A recent Auburn graduate and former Gundlach student says, “He hates sports… He thinks athletic scholarships should not be given. He also completely badmouths Auburn University and The United States of America every single day.” Among the overwhelmingly-conservative Auburn student body, it’s not hard to see how plenty of students would avoid the ponytailed avowed-leftie Gundlach, athletes as well as non-athletes.

So Professor Gundlach looked at the player’s academic files, which led him to the discovery that many Auburn athletes were receiving high grades from the same professor for sociology and criminology courses that required no attendance and little work.

Eighteen members of the 2004 Auburn football team, which went undefeated and finished No. 2 in the nation, took a combined 97 hours of the courses during their careers. The offerings resemble independent study and include core subjects like statistics, theory and methods, which normally require class instruction.

Speaking of statistics, let’s stop here and do a little math.

An undergraduate degree at Auburn requires about 120 semester credit hours (in the Sociology Department, it’s exactly 120 hours; here’s a .pdf file with the university bulletin).
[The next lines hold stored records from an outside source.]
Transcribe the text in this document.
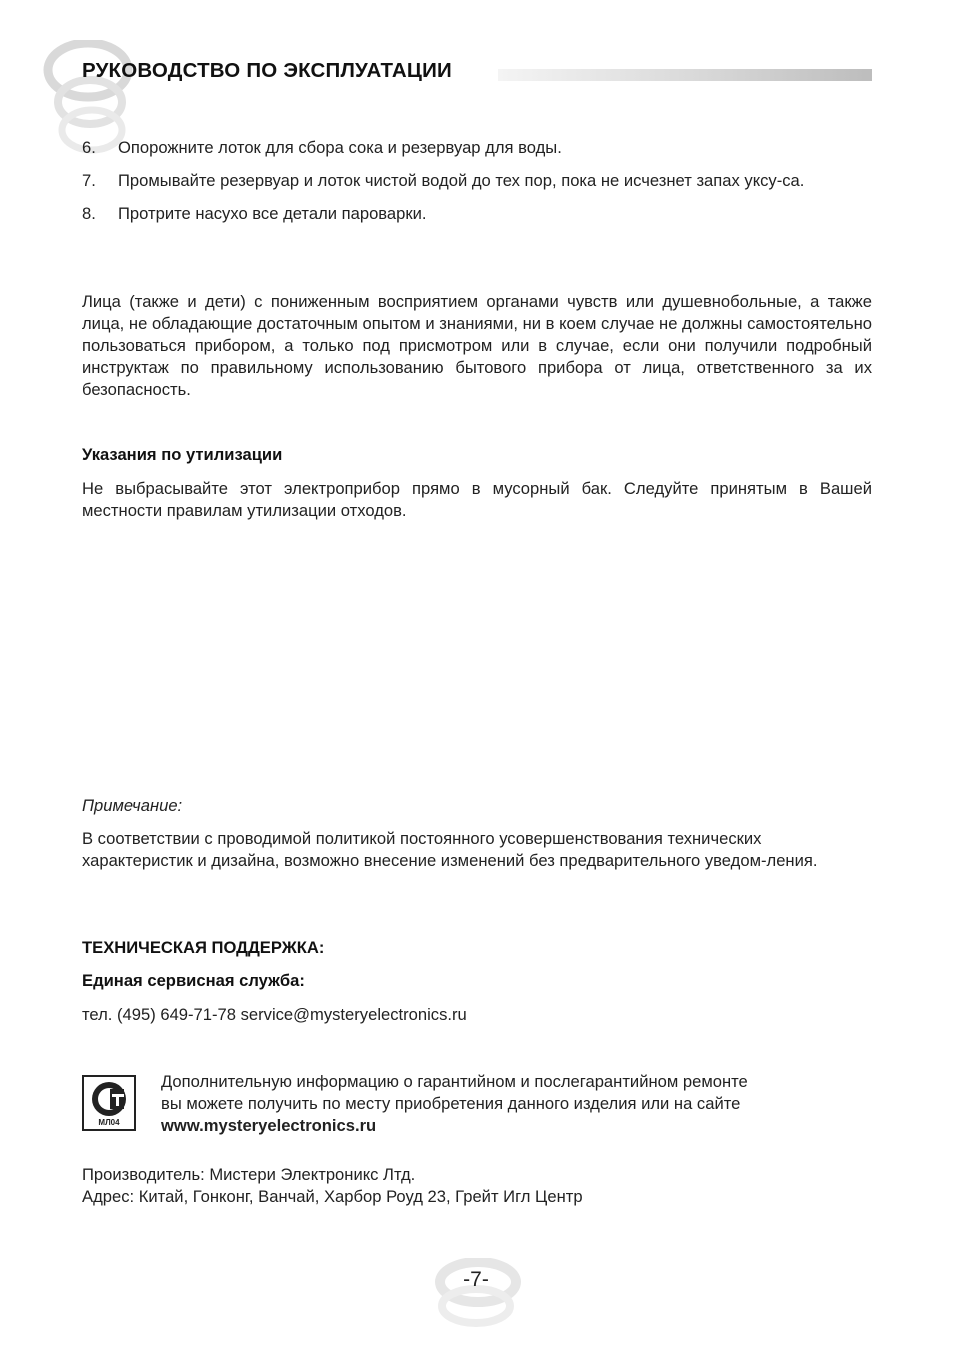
РУКОВОДСТВО ПО ЭКСПЛУАТАЦИИ
6. Опорожните лоток для сбора сока и резервуар для воды.
7. Промывайте резервуар и лоток чистой водой до тех пор, пока не исчезнет запах уксу-са.
8. Протрите насухо все детали пароварки.
Лица (также и дети) с пониженным восприятием органами чувств или душевнобольные, а также лица, не обладающие достаточным опытом и знаниями, ни в коем случае не должны самостоятельно пользоваться прибором, а только под присмотром или в случае, если они получили подробный инструктаж по правильному использованию бытового прибора от лица, ответственного за их безопасность.
Указания по утилизации
Не выбрасывайте этот электроприбор прямо в мусорный бак. Следуйте принятым в Вашей местности правилам утилизации отходов.
Примечание:
В соответствии с проводимой политикой постоянного усовершенствования технических характеристик и дизайна, возможно внесение изменений без предварительного уведом-ления.
ТЕХНИЧЕСКАЯ ПОДДЕРЖКА:
Единая сервисная служба:
тел. (495) 649-71-78 service@mysteryelectronics.ru
МЛ04
Дополнительную информацию о гарантийном и послегарантийном ремонте
вы можете получить по месту приобретения данного изделия или на сайте
www.mysteryelectronics.ru
Производитель: Мистери Электроникс Лтд.
Адрес: Китай, Гонконг, Ванчай, Харбор Роуд 23, Грейт Игл Центр
-7-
Eighteen players taking 97 hours over a minimum of four years (the norm is usually five for football players, who almost all take a “redshirt” year without playing in games) comes out to 5.4 hours per player, or slightly less than one-and-a-half hours in an academic year.

I am at a complete loss as to how numbers like that are at all remarkable. 1.34 hours a year? So what? Even if you take one hypothetical player and assume he took three times the average, that’s only 16 hours over a full undergraduate career, a paltry 13.4% of all credit hours. Again: so what?
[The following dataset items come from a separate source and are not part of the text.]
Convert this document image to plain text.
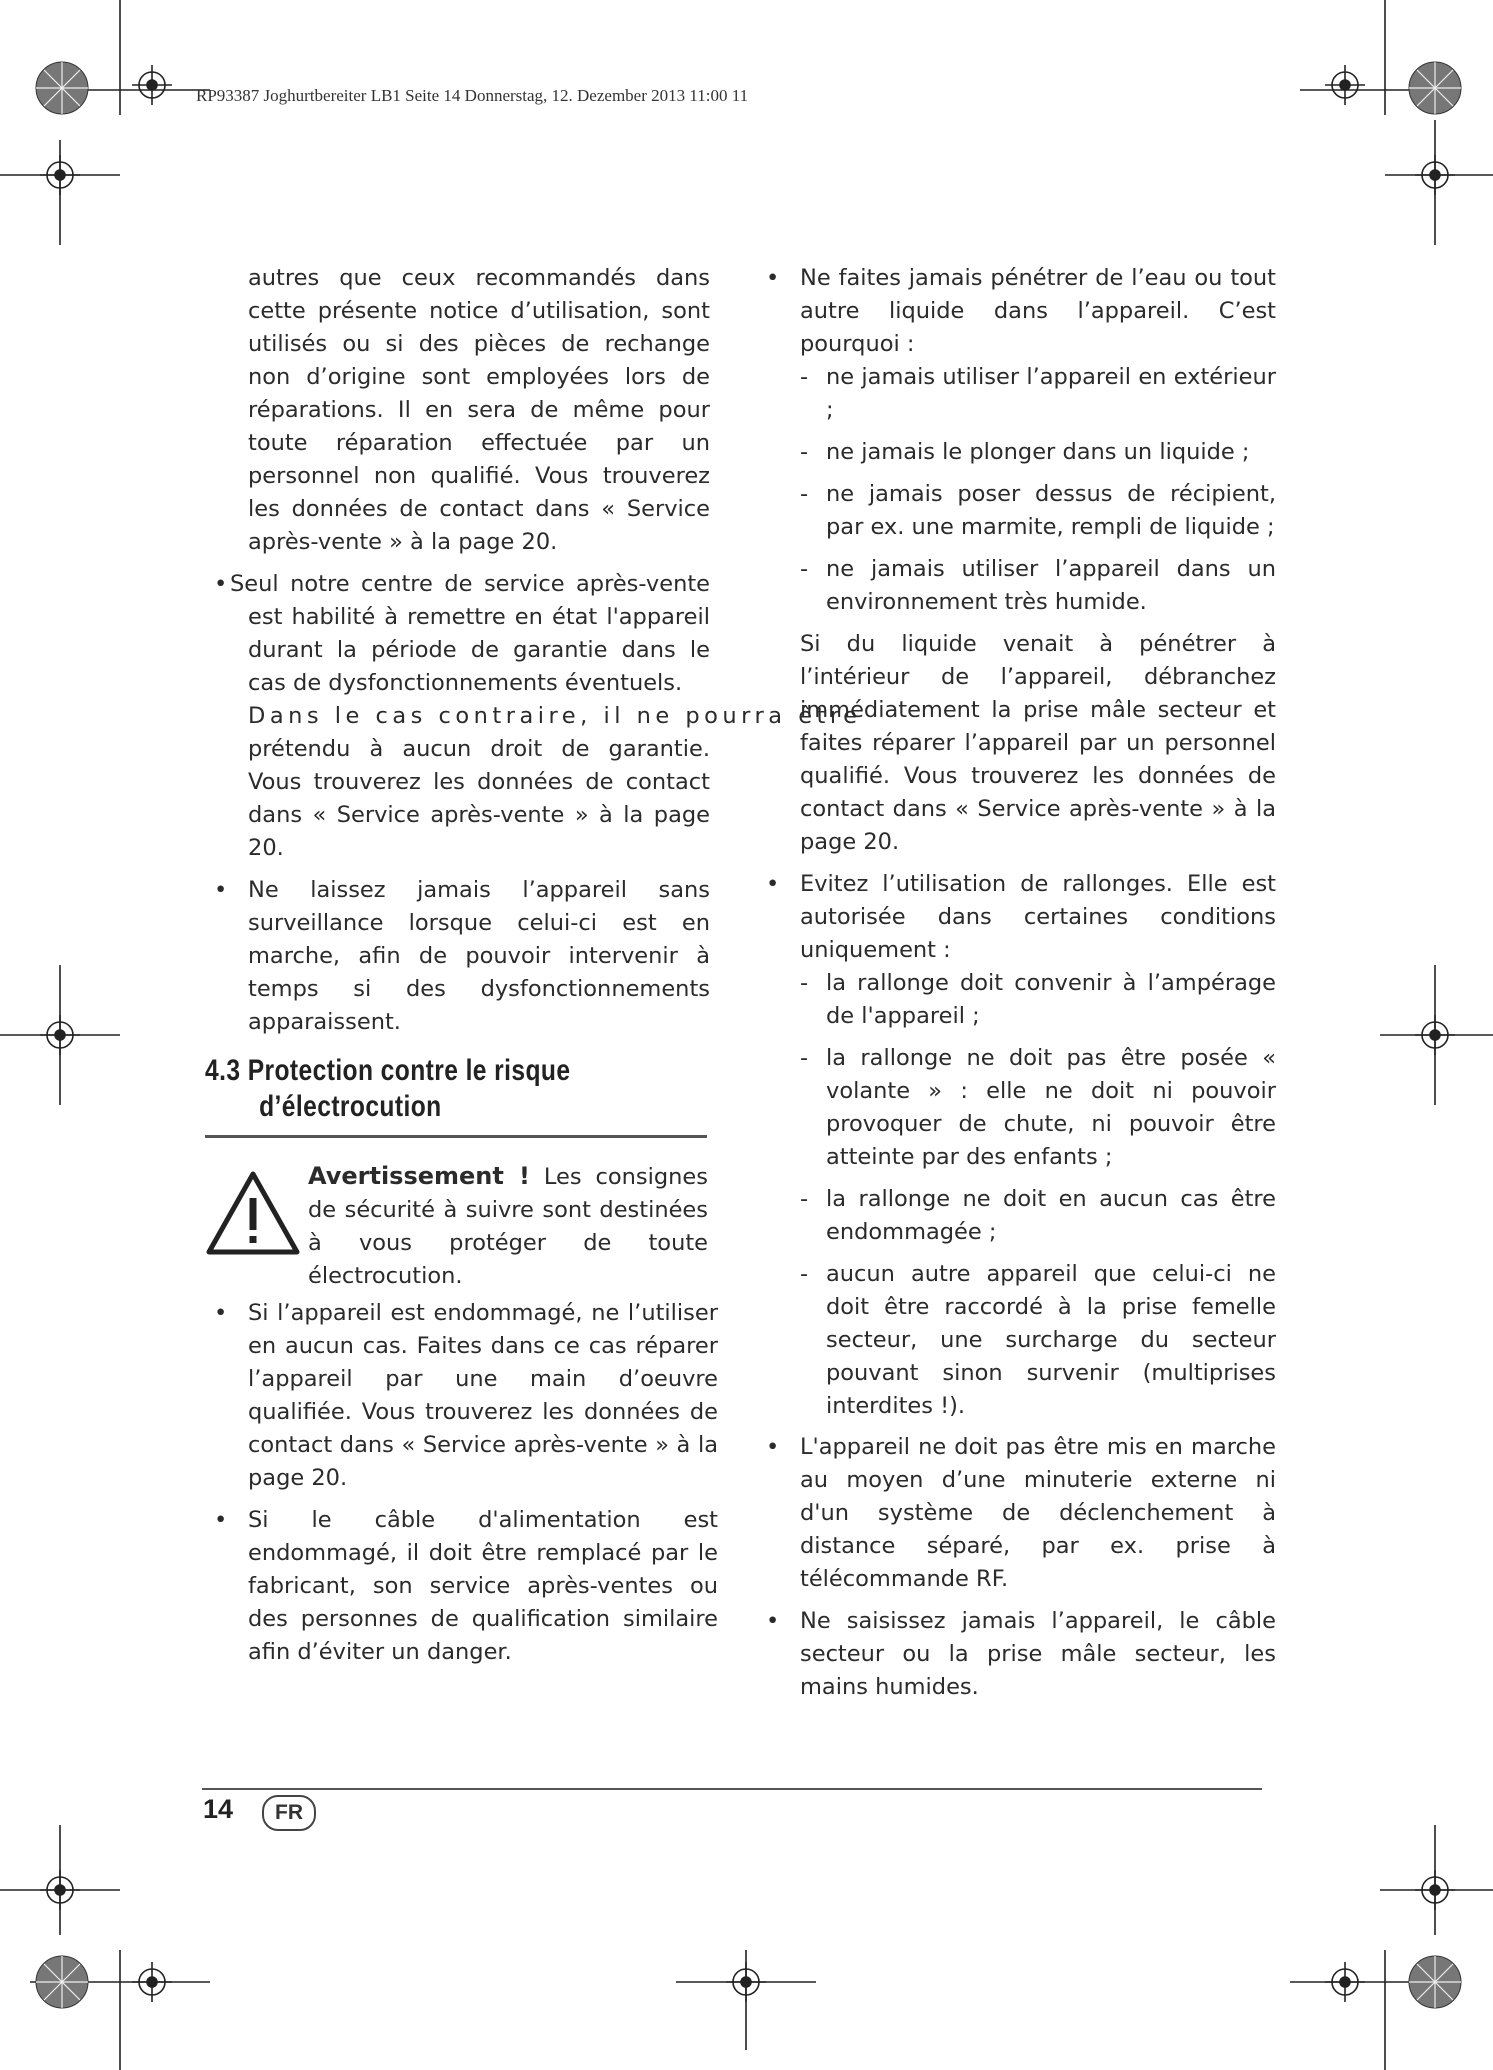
RP93387 Joghurtbereiter LB1 Seite 14 Donnerstag, 12. Dezember 2013 11:00 11

autres que ceux recommandés dans cette présente notice d’utilisation, sont utilisés ou si des pièces de rechange non d’origine sont employées lors de réparations. Il en sera de même pour toute réparation effectuée par un personnel non qualifié. Vous trouverez les données de contact dans « Service après-vente » à la page 20.

• Seul notre centre de service après-vente est habilité à remettre en état l'appareil durant la période de garantie dans le cas de dysfonctionnements éventuels.

Dans le cas contraire, il ne pourra être

prétendu à aucun droit de garantie. Vous trouverez les données de contact dans « Service après-vente » à la page 20.

• Ne laissez jamais l’appareil sans surveillance lorsque celui-ci est en marche, afin de pouvoir intervenir à temps si des dysfonctionnements apparaissent.

4.3 Protection contre le risque
d’électrocution
Avertissement ! Les consignes de sécurité à suivre sont destinées à vous protéger de toute électrocution.
• Si l’appareil est endommagé, ne l’utiliser en aucun cas. Faites dans ce cas réparer l’appareil par une main d’oeuvre qualifiée. Vous trouverez les données de contact dans « Service après-vente » à la page 20.

• Si le câble d'alimentation est endommagé, il doit être remplacé par le fabricant, son service après-ventes ou des personnes de qualification similaire afin d’éviter un danger.

• Ne faites jamais pénétrer de l’eau ou tout autre liquide dans l’appareil. C’est pourquoi :

- ne jamais utiliser l’appareil en extérieur ;

- ne jamais le plonger dans un liquide ;

- ne jamais poser dessus de récipient, par ex. une marmite, rempli de liquide ;

- ne jamais utiliser l’appareil dans un environnement très humide.

Si du liquide venait à pénétrer à l’intérieur de l’appareil, débranchez immédiatement la prise mâle secteur et faites réparer l’appareil par un personnel qualifié. Vous trouverez les données de contact dans « Service après-vente » à la page 20.

• Evitez l’utilisation de rallonges. Elle est autorisée dans certaines conditions uniquement :

- la rallonge doit convenir à l’ampérage de l'appareil ;

- la rallonge ne doit pas être posée « volante » : elle ne doit ni pouvoir provoquer de chute, ni pouvoir être atteinte par des enfants ;

- la rallonge ne doit en aucun cas être endommagée ;

- aucun autre appareil que celui-ci ne doit être raccordé à la prise femelle secteur, une surcharge du secteur pouvant sinon survenir (multiprises interdites !).

• L'appareil ne doit pas être mis en marche au moyen d’une minuterie externe ni d'un système de déclenchement à distance séparé, par ex. prise à télécommande RF.

• Ne saisissez jamais l’appareil, le câble secteur ou la prise mâle secteur, les mains humides.

14	FR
The professor for those players and many other athletes was Thomas Petee, the sociology department’s highest-ranking member.

Let’s stop again here. It’s obvious from subsequent reporting in Alabama (but conveniently left out of Thamel’s article) that James Gundlach is not a fan of Thomas Petee. While Gundlach denies reports that he was passed over for promotion in 2002 to department head—a job that did go to Petee—Gundlach’s statements to the press over the last few days that indicate he does not approve (to put it mildly) of being Petee’s subordinate.

The feud between Gundlach and Petee appears to be rooted in run-of-the-mill office politics and rivalries. According to a rather fawning portrayal of Gundlach written by Alabama graduate Evan Woodberry for the Mobile Register,

[T]he conflict is clearly rooted in his academic department, an unwieldy collection of sociology, anthropology, social work, criminology and criminal justice professors.
Petee, a criminologist who researches homicide and policing, was elected chair by a voting bloc made up of criminology and social work professors, Gundlach said.

Gundlach said Petee exploited his influence as chair, teaching directed-reading courses in fields outside his expertise.

“Petee was teaching more upper-division students in his directed-reading sections of sociology classes than the three real sociology faculty were all together,” Gundlach said. “If you look at where athletes and other students were going, they were going to Petee’s classes. They weren’t going to the regular sociology faculty.”

Gundlach said he and other sociology professors were angry that easy classes were watering down their major.

“We have a person whose primary area is outside of sociology teaching sociology classes and giving our department the reputation of being easy,” he said. “That attracts people who are looking for an easy major and easy grades.”

I had never heard of either Gundlach or Petee before last Thursday. I didn’t take any sociology coursework in college, but I can tell you now what I would have told you on Wednesday: the concept of Sociology being an intellectually-undemanding major did not suddenly spring to life after 2002, when Petee was named Gundlach’s boss. That’s been an open not-very-secret at Auburn and most other campuses since subjective pseudo-sciences were added to university curricula.